Tiga sosok bayangan mendekati mereka. Sri Ayuningrum secepat kilat
menghunus pedangnya dan ketika hendak menyerang dengan jurus maut,
terdengar.
“Ssst! Tunggu dulu, kita kawan!”
Sri Ayuningrum menahan pedangnya sambil bergumam, “Ha! Kawan?
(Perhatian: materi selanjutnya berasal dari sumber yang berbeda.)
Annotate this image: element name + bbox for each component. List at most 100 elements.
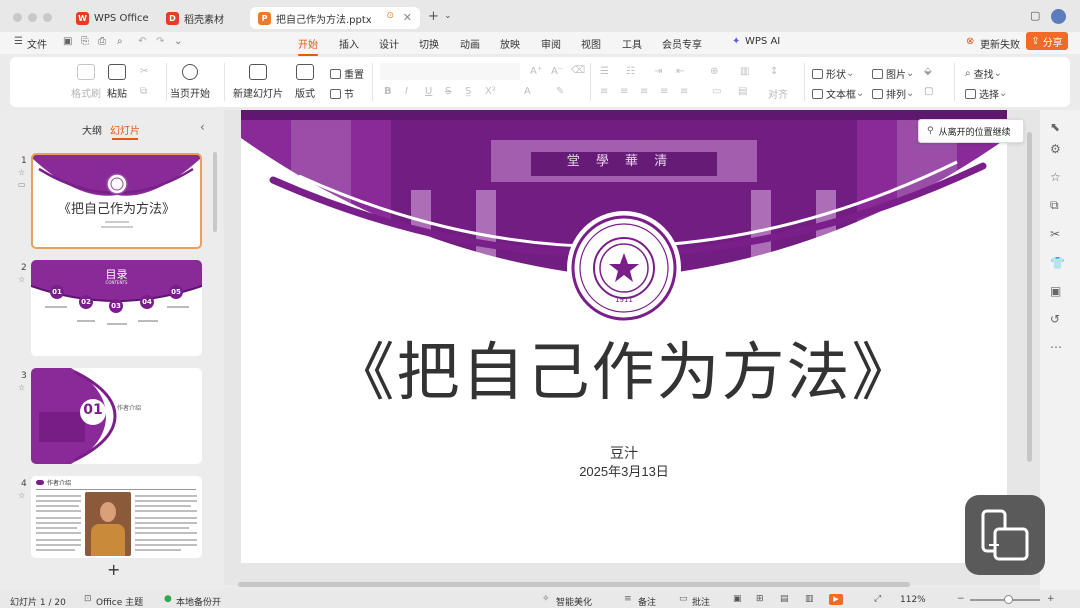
new-slide-button[interactable]: 新建幻灯片 bbox=[233, 64, 283, 100]
more-icon[interactable]: ⋯ bbox=[1050, 340, 1062, 354]
menu-tab-review[interactable]: 审阅 bbox=[541, 36, 561, 51]
window-zoom-dot[interactable] bbox=[43, 13, 52, 22]
picture-button[interactable]: 图片 ⌄ bbox=[872, 66, 914, 81]
window-mode-icon[interactable]: ▢ bbox=[1030, 9, 1040, 22]
paste-button[interactable]: 粘贴 bbox=[107, 64, 127, 100]
columns-icon[interactable]: ▥ bbox=[740, 66, 749, 77]
textbox-button[interactable]: 文本框 ⌄ bbox=[812, 86, 864, 101]
indent-icon[interactable]: ⇥ bbox=[654, 66, 662, 77]
menu-tab-animation[interactable]: 动画 bbox=[460, 36, 480, 51]
align-left-icon[interactable]: ≡ bbox=[600, 86, 608, 97]
resume-position-tooltip[interactable]: ⚲ 从离开的位置继续 bbox=[918, 119, 1024, 143]
cut-icon[interactable]: ✂ bbox=[140, 66, 148, 77]
star-icon[interactable]: ☆ bbox=[18, 383, 25, 392]
add-slide-button[interactable]: + bbox=[107, 560, 120, 579]
numbered-list-icon[interactable]: ☷ bbox=[626, 66, 635, 77]
zoom-in-icon[interactable]: + bbox=[1047, 594, 1055, 604]
star-icon[interactable]: ☆ bbox=[18, 275, 25, 284]
print-icon[interactable]: ⎙ bbox=[98, 36, 106, 47]
favorite-icon[interactable]: ☆ bbox=[1050, 170, 1061, 184]
media-icon[interactable]: ▣ bbox=[1050, 284, 1061, 298]
undo-icon[interactable]: ↶ bbox=[138, 36, 146, 47]
slide-thumbnail-4[interactable]: 作者介绍 bbox=[31, 476, 202, 558]
bold-icon[interactable]: B bbox=[384, 86, 392, 97]
align-center-icon[interactable]: ≡ bbox=[620, 86, 628, 97]
preview-icon[interactable]: ⌕ bbox=[117, 36, 123, 47]
share-button[interactable]: ⇪ 分享 bbox=[1026, 32, 1068, 50]
menu-tab-home[interactable]: 开始 bbox=[298, 36, 318, 56]
slide-author[interactable]: 豆汁 bbox=[241, 443, 1007, 463]
font-shrink-icon[interactable]: A⁻ bbox=[551, 66, 563, 77]
properties-icon[interactable]: ⚙ bbox=[1050, 142, 1061, 156]
menu-tab-tools[interactable]: 工具 bbox=[622, 36, 642, 51]
slide-thumbnail-2[interactable]: 目录 CONTENTS 01 02 03 04 05 bbox=[31, 260, 202, 356]
export-icon[interactable]: ⎘ bbox=[81, 36, 89, 47]
underline-icon[interactable]: U bbox=[425, 86, 432, 97]
tab-outline[interactable]: 大纲 bbox=[82, 122, 102, 137]
font-grow-icon[interactable]: A⁺ bbox=[530, 66, 542, 77]
bullet-list-icon[interactable]: ☰ bbox=[600, 66, 609, 77]
star-icon[interactable]: ☆ bbox=[18, 491, 25, 500]
update-failed-status[interactable]: 更新失败 bbox=[980, 36, 1020, 51]
shapes-button[interactable]: 形状 ⌄ bbox=[812, 66, 854, 81]
pointer-icon[interactable]: ⬉ bbox=[1050, 120, 1060, 134]
text-direction-icon[interactable]: ⊕ bbox=[710, 66, 718, 77]
beautify-button[interactable]: 智能美化 bbox=[556, 595, 592, 608]
subscript-icon[interactable]: S̲ bbox=[465, 86, 471, 97]
clear-format-icon[interactable]: ⌫ bbox=[571, 65, 585, 76]
play-slideshow-icon[interactable]: ▶ bbox=[829, 594, 843, 605]
shapes-panel-icon[interactable]: ⧉ bbox=[1050, 198, 1059, 213]
menu-tab-slideshow[interactable]: 放映 bbox=[500, 36, 520, 51]
select-button[interactable]: 选择 ⌄ bbox=[965, 86, 1007, 101]
collapse-panel-icon[interactable]: ‹ bbox=[200, 120, 205, 134]
zoom-slider-handle[interactable] bbox=[1004, 595, 1013, 604]
find-button[interactable]: ⌕ 查找 ⌄ bbox=[965, 66, 1002, 81]
menu-tab-insert[interactable]: 插入 bbox=[339, 36, 359, 51]
main-slide[interactable]: 堂 學 華 清 1911 《把自己作为方法》 豆汁 2025年3月13日 bbox=[241, 110, 1007, 563]
vertical-align-icon[interactable]: ▭ bbox=[712, 86, 721, 97]
font-family-select[interactable] bbox=[380, 63, 520, 80]
zoom-level[interactable]: 112% bbox=[900, 595, 926, 605]
device-switch-button[interactable] bbox=[965, 495, 1045, 575]
close-tab-icon[interactable]: ✕ bbox=[403, 11, 412, 24]
outline-icon[interactable]: ▢ bbox=[924, 86, 933, 97]
layout-button[interactable]: 版式 bbox=[295, 64, 315, 100]
notes-button[interactable]: 备注 bbox=[638, 595, 656, 608]
tab-document[interactable]: P 把自己作为方法.pptx ⊙ ✕ bbox=[250, 7, 420, 29]
copy-icon[interactable]: ⧉ bbox=[140, 86, 147, 97]
italic-icon[interactable]: I bbox=[405, 86, 408, 97]
history-icon[interactable]: ↺ bbox=[1050, 312, 1060, 326]
highlight-icon[interactable]: ✎ bbox=[556, 86, 564, 97]
hamburger-icon[interactable]: ☰ bbox=[14, 36, 23, 47]
slide-date[interactable]: 2025年3月13日 bbox=[241, 461, 1007, 480]
horizontal-scrollbar[interactable] bbox=[238, 582, 910, 587]
fill-color-icon[interactable]: ⬙ bbox=[924, 66, 932, 77]
menu-tab-transition[interactable]: 切换 bbox=[419, 36, 439, 51]
slide-title[interactable]: 《把自己作为方法》 bbox=[241, 322, 1007, 413]
tab-templates[interactable]: D 稻壳素材 bbox=[158, 7, 246, 29]
slide-thumbnail-3[interactable]: 01 作者介绍 bbox=[31, 368, 202, 464]
theme-icon[interactable]: 👕 bbox=[1050, 256, 1065, 270]
arrange-button[interactable]: 排列 ⌄ bbox=[872, 86, 914, 101]
panel-scrollbar[interactable] bbox=[213, 152, 217, 232]
format-painter-button[interactable]: 格式刷 bbox=[71, 64, 101, 100]
section-button[interactable]: 节 bbox=[330, 86, 354, 101]
tools-icon[interactable]: ✂ bbox=[1050, 227, 1060, 241]
avatar[interactable] bbox=[1051, 9, 1066, 24]
slide-thumbnail-1[interactable]: 《把自己作为方法》 bbox=[31, 153, 202, 249]
menu-tab-view[interactable]: 视图 bbox=[581, 36, 601, 51]
theme-name[interactable]: Office 主题 bbox=[96, 595, 143, 608]
align-button[interactable]: 对齐 bbox=[768, 86, 788, 101]
distribute-icon[interactable]: ≡ bbox=[680, 86, 688, 97]
reset-button[interactable]: 重置 bbox=[330, 66, 364, 81]
menu-tab-design[interactable]: 设计 bbox=[379, 36, 399, 51]
window-minimize-dot[interactable] bbox=[28, 13, 37, 22]
backup-status[interactable]: 本地备份开 bbox=[176, 595, 221, 608]
outdent-icon[interactable]: ⇤ bbox=[676, 66, 684, 77]
align-right-icon[interactable]: ≡ bbox=[640, 86, 648, 97]
menu-file[interactable]: 文件 bbox=[27, 36, 47, 51]
outline-view-icon[interactable]: ▥ bbox=[805, 594, 814, 604]
zoom-out-icon[interactable]: − bbox=[957, 594, 965, 604]
reading-view-icon[interactable]: ▤ bbox=[780, 594, 789, 604]
menu-wps-ai[interactable]: WPS AI bbox=[745, 36, 780, 47]
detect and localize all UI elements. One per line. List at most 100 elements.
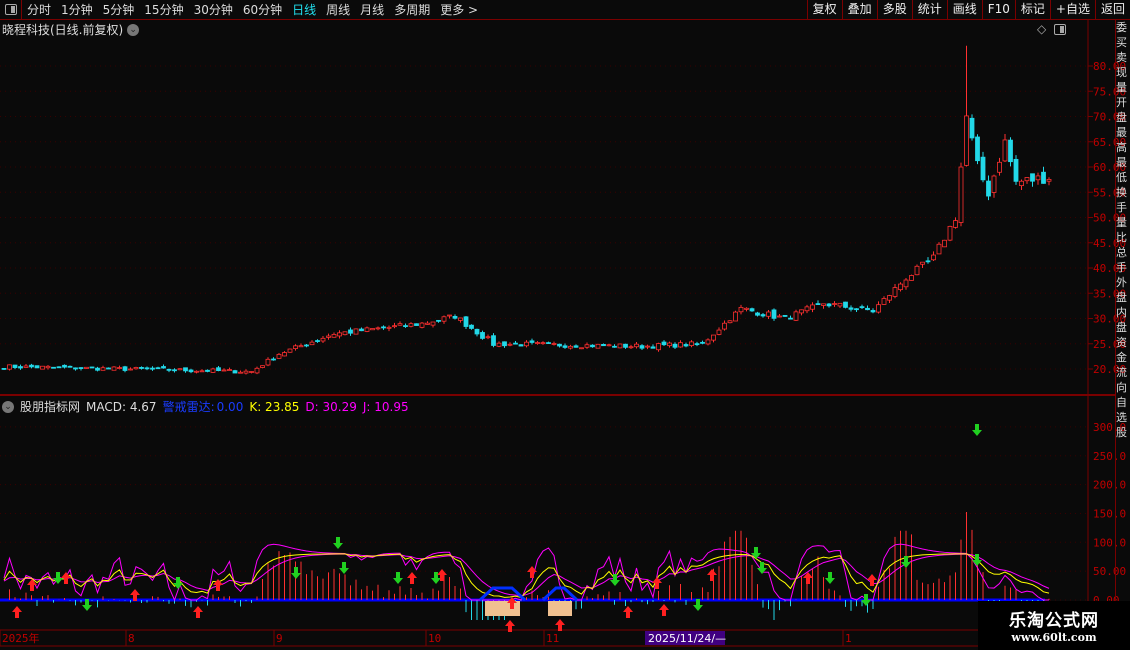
- candle-down: [925, 260, 931, 263]
- candle-up: [221, 369, 227, 372]
- radar-box: [485, 601, 520, 616]
- candle-down: [854, 308, 859, 311]
- candle-down: [315, 340, 320, 342]
- candle-up: [678, 342, 683, 348]
- candle-down: [155, 367, 161, 370]
- kline-chart[interactable]: 80.0075.0070.0065.0060.0055.0050.0045.00…: [0, 0, 1130, 650]
- candle-up: [331, 334, 337, 338]
- up-arrow-icon: [12, 606, 22, 618]
- candle-down: [463, 316, 469, 327]
- candle-down: [51, 366, 56, 369]
- candle-up: [133, 367, 139, 370]
- candle-up: [430, 321, 436, 326]
- candle-up: [628, 346, 634, 349]
- candle-up: [656, 343, 661, 351]
- candle-down: [683, 344, 689, 347]
- candle-down: [865, 307, 870, 311]
- candle-down: [601, 343, 606, 347]
- candle-up: [914, 265, 920, 276]
- candle-down: [436, 319, 441, 322]
- candle-up: [1002, 139, 1008, 162]
- down-arrow-icon: [339, 562, 349, 574]
- candle-down: [749, 308, 755, 312]
- candle-down: [546, 342, 551, 344]
- candle-down: [183, 367, 188, 372]
- candle-up: [485, 336, 491, 339]
- up-arrow-icon: [407, 572, 417, 584]
- candle-up: [667, 342, 672, 347]
- candle-up: [408, 323, 414, 327]
- date-label: 1: [845, 632, 852, 645]
- candle-up: [892, 287, 898, 297]
- candle-down: [980, 156, 986, 181]
- candle-down: [216, 367, 221, 372]
- candle-down: [661, 341, 667, 346]
- candle-up: [309, 341, 315, 346]
- candle-down: [304, 344, 309, 347]
- candle-up: [353, 328, 359, 335]
- candle-up: [711, 334, 716, 341]
- date-label: 2025年: [2, 631, 40, 645]
- candle-up: [249, 371, 254, 373]
- candle-down: [573, 345, 579, 348]
- candle-up: [942, 239, 947, 248]
- up-arrow-icon: [659, 604, 669, 616]
- candle-up: [287, 348, 293, 353]
- candle-up: [579, 347, 584, 350]
- candle-up: [733, 311, 738, 322]
- candle-up: [276, 353, 282, 359]
- candle-down: [782, 315, 788, 317]
- candle-up: [964, 115, 969, 166]
- candle-down: [122, 366, 128, 371]
- candle-up: [810, 304, 815, 310]
- candle-up: [804, 306, 810, 312]
- cursor-date: 2025/11/24/—: [648, 632, 726, 645]
- candle-up: [425, 322, 430, 325]
- candle-up: [738, 306, 744, 313]
- candle-down: [612, 345, 617, 348]
- candle-down: [826, 303, 832, 307]
- candle-down: [381, 326, 386, 329]
- candle-up: [210, 368, 216, 373]
- candle-up: [194, 370, 199, 373]
- candle-up: [689, 341, 694, 346]
- candle-up: [1024, 177, 1030, 182]
- candle-up: [419, 322, 425, 328]
- candle-down: [106, 367, 111, 370]
- candle-up: [568, 345, 573, 349]
- candle-up: [243, 370, 249, 374]
- k-line: [3, 553, 1050, 598]
- candle-down: [78, 367, 84, 369]
- candle-up: [260, 365, 265, 368]
- candle-down: [12, 364, 18, 368]
- candle-up: [117, 367, 122, 369]
- candle-down: [166, 368, 172, 371]
- watermark: 乐淘公式网 www.60lt.com: [978, 601, 1130, 650]
- candle-up: [909, 275, 914, 281]
- candle-down: [491, 335, 496, 346]
- candle-down: [986, 180, 991, 197]
- candle-down: [144, 367, 150, 370]
- candle-up: [1046, 179, 1052, 182]
- candle-down: [562, 345, 568, 348]
- candle-up: [722, 322, 727, 330]
- candle-down: [1008, 139, 1013, 163]
- candle-down: [590, 344, 595, 348]
- candle-up: [282, 352, 287, 357]
- candle-up: [40, 365, 45, 370]
- candle-down: [513, 342, 518, 345]
- candle-down: [694, 343, 700, 346]
- candle-down: [1041, 171, 1046, 184]
- candle-down: [161, 366, 166, 369]
- candle-down: [557, 343, 562, 347]
- candle-up: [920, 261, 925, 265]
- up-arrow-icon: [867, 574, 877, 586]
- candle-up: [100, 367, 106, 371]
- candle-down: [348, 329, 353, 334]
- down-arrow-icon: [972, 424, 982, 436]
- candle-up: [84, 366, 89, 369]
- candle-up: [958, 166, 964, 223]
- candle-down: [469, 324, 474, 329]
- candle-up: [458, 317, 463, 321]
- candle-up: [936, 243, 942, 255]
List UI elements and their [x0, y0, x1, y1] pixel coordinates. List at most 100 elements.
Siapa kalian
dan apa perlunya ke mari?”
“Sama dengan kalian untuk membebaskan Jaka Sembung,” jawab salah seorang di
antara mereka, “Kami si Kembar Tiga Melati!”
“Kalian wanita semua?”
“Mengapa? Tak ada beda wanita dengan pria dalam membela kebenaran dan
mengusir penjajah Belanda,” jawab Si Kembar Tiga Melati itu dengan
tegas.
“Apa yang harus kita lakukan?” tanya Sri Ayuningrum bersahabat.
“Kalian berdua segera masuk menerobos ke kamar tahanan Jaka Sembung dan
kami bertiga siap menghadapi penjaga-penjaga itu,” perintah salah seorang
dari Kembar Tiga Melati tanpa membuang-buang waktu.